Мессмер бросился вперёд, преодолевая следующие сотни метров длинными прыжками. Перед ним показалась ограда внешнего периметра комплекса «Лунар-Таун». Безвоздушную черноту прорезали две трассы, и на серебристой стене расцвели огненные цветы. Тактический дисплей сообщил, что уничтожены ещё две турели. Ударный беспилотник сработал на совесть. Путь к комплексу был свободен. Время вызывать штурмовую группу.
Однако Мессмер медлил. Какая-то непреодолимая сила манила его внутрь, удерживая дрожащий палец над клавишей интеркома на левом предплечье скафандра. Наёмник не смог противиться этому зову и бросил своё сознание вперёд, туда, где угадывалось присутствие чего-то значительного и, неожиданно, светлого. Разогнанный разум пси-оперативника мчался к этому «нечто» с безрассудством мотылька, летящего на огонь.

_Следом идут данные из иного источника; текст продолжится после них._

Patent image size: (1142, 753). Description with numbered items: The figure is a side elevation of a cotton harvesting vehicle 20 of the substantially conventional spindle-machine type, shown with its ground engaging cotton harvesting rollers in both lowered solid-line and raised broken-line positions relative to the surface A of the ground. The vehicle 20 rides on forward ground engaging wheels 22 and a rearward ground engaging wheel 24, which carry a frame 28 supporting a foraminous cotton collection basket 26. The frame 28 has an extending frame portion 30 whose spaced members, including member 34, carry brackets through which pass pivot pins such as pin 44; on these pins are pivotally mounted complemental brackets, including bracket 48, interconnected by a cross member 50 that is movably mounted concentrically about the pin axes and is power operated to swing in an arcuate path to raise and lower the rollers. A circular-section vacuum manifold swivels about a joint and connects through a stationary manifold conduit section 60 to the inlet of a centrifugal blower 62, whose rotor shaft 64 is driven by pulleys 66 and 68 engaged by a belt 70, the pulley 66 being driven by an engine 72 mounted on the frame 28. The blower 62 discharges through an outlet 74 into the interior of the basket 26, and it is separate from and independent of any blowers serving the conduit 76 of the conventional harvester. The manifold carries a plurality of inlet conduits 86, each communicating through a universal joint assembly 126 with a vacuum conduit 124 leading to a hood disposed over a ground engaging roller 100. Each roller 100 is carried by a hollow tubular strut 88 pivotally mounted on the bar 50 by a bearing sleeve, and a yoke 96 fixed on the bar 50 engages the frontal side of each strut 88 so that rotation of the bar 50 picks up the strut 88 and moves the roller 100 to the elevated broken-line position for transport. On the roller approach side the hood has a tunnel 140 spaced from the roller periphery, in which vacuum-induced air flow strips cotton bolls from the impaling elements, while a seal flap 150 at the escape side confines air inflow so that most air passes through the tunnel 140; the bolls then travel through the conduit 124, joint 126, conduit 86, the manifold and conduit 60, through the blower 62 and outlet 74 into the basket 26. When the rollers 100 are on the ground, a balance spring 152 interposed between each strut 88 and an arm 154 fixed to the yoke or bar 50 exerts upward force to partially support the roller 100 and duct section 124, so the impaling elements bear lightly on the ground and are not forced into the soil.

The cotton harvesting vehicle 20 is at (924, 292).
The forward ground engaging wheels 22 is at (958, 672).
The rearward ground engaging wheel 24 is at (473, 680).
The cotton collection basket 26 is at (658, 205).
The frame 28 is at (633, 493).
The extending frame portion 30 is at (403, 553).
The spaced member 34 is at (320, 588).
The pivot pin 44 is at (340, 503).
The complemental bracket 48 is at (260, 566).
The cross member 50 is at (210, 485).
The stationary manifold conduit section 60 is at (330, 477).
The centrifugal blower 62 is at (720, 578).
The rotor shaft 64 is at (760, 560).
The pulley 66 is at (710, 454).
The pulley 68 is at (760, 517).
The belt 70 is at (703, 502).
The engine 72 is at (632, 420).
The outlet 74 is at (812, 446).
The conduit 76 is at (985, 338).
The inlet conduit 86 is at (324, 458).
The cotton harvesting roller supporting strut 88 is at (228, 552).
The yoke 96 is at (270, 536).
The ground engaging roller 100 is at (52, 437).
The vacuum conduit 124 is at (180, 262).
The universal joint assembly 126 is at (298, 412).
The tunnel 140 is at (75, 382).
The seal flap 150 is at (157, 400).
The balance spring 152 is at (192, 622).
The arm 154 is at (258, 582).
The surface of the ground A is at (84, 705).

Мессмер не был таким мотыльком. Он был профессионалом. Дорогим профессионалом, побывавшем не в одной переделке, а потому, неимоверным усилием воли, он разорвал контакт, не забыв установить ментальный экран. Дрожащий палец всё-таки нажал клавишу интеркома. Передав голосовое сообщение, Мессмер опустился на усыпанный металлическими обломками базальт. В грубой душе наёмника неведомым цветком распускалось ожидание чуда. Усилием воли Мессмер подавил это чувство: технотронный постапокалиптический мир не мог предложить его обитателям никаких чудес. Или всё-таки мог?
***
Джеймса Конклина разбудил стук в дверь. Мерные ритмичные удары в пласталевую поверхность складывались в какую-то тревожную мелодию, некий первобытный агрессивный ритм, напоминавший рептильной части сознания Джеймса о кострах, копьях и охоте. «Пси-оперативник должен быть внимательным к возникающим в мозгу ассоциациям, – вспомнил Джеймс. – Наше подсознание часто владеет ситуацией лучше, нежели разумная часть мозга».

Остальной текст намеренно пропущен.